Raw throughput will initially not be doubled. But future chip versions might upgrade the hardware to full width. Intel's SIMD instruction sets have a few other conceptual limitations (lack of generic permutes and a few other processing primitives that require more operands), but fractals are usually embarrassingly parallel. So for our purposes here, AVX should pave the way for ever faster rendering. Title: Re: Intel Sandy Bridge and AVX extension Post by: ker2x on April 14, 2010, 05:28:20 PM Beware, the first hardware implementations are unlikely to have full width SIMD ALUs. The 256 bits wide vectors will probably be processed as two halves of 128 bit, either occupying two (simple/integer) vector ALUs simultaneously, or one (complex/floating point) ALU for consecutive clock cycles.
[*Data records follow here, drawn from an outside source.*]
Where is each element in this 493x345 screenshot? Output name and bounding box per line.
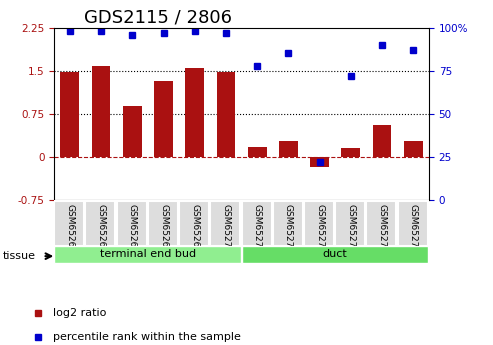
Text: GSM65274: GSM65274 — [347, 204, 355, 253]
Bar — [279, 141, 298, 157]
Text: GSM65269: GSM65269 — [190, 204, 199, 253]
Text: GSM65268: GSM65268 — [159, 204, 168, 253]
Bar — [404, 141, 423, 157]
Bar — [373, 125, 391, 157]
FancyBboxPatch shape — [242, 246, 428, 263]
Text: log2 ratio: log2 ratio — [54, 308, 107, 318]
FancyBboxPatch shape — [335, 201, 365, 246]
Bar — [61, 72, 79, 157]
Text: GSM65271: GSM65271 — [253, 204, 262, 253]
FancyBboxPatch shape — [85, 201, 115, 246]
Text: GSM65273: GSM65273 — [315, 204, 324, 253]
FancyBboxPatch shape — [304, 201, 334, 246]
Bar — [310, 157, 329, 167]
Bar — [185, 68, 204, 157]
Text: GSM65272: GSM65272 — [284, 204, 293, 253]
FancyBboxPatch shape — [148, 201, 178, 246]
Text: terminal end bud: terminal end bud — [100, 249, 196, 259]
Text: tissue: tissue — [3, 251, 36, 261]
FancyBboxPatch shape — [54, 246, 241, 263]
Bar — [92, 66, 110, 157]
Bar — [342, 148, 360, 157]
Text: GSM65275: GSM65275 — [378, 204, 387, 253]
Bar — [248, 147, 267, 157]
FancyBboxPatch shape — [179, 201, 209, 246]
FancyBboxPatch shape — [366, 201, 396, 246]
FancyBboxPatch shape — [117, 201, 146, 246]
Text: GSM65270: GSM65270 — [221, 204, 230, 253]
Text: GSM65267: GSM65267 — [128, 204, 137, 253]
Bar — [154, 81, 173, 157]
Text: percentile rank within the sample: percentile rank within the sample — [54, 332, 242, 342]
Text: GDS2115 / 2806: GDS2115 / 2806 — [84, 8, 232, 26]
FancyBboxPatch shape — [211, 201, 240, 246]
Text: duct: duct — [323, 249, 348, 259]
Text: GSM65276: GSM65276 — [409, 204, 418, 253]
Text: GSM65260: GSM65260 — [66, 204, 74, 253]
Text: GSM65261: GSM65261 — [97, 204, 106, 253]
Bar — [123, 106, 141, 157]
FancyBboxPatch shape — [242, 201, 272, 246]
FancyBboxPatch shape — [54, 201, 84, 246]
FancyBboxPatch shape — [273, 201, 303, 246]
FancyBboxPatch shape — [398, 201, 427, 246]
Bar — [216, 72, 235, 157]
Raw throughput will initially not be doubled. But future chip versions might upgrade the hardware to full width. Intel's SIMD instruction sets have a few other conceptual limitations (lack of generic permutes and a few other processing primitives that require more operands), but fractals are usually embarrassingly parallel. So for our purposes here, AVX should pave the way for ever faster rendering. Indeed. This is just a first step to a shiny future. As far as i understood, there is no way, yet, to do some math on the 256bits registers. eg : a single instruction to add 8x32bits from 2 256bits registers, and put the result in a 3rd register. Title: Re: Intel Sandy Bridge and AVX extension Post by: hobold on April 14, 2010, 07:59:01 PM Well, the processor of the Xbox360 has a few of these "horizontal" instructions, but they are more a convenience than a true addition to the SIMD paradigm. If an algorithm is massively data parallel, and has relatively weak data dependencies, then a resourceful programmer can usually find a data layout that fits the hardware. And when the data flow patterns are trickier, you typically need something more general, like a permute, to implement them. At the moment it seems more likely that the GPU vendors will implement permute (and perhaps conditional split, I heard Nvidia calls it "warp reforming"), because they have more of an incentive to push their hardware to general purpose. Intel already has THE general purpose processors and there is less pressure to make the SIMD extensions more general as well. |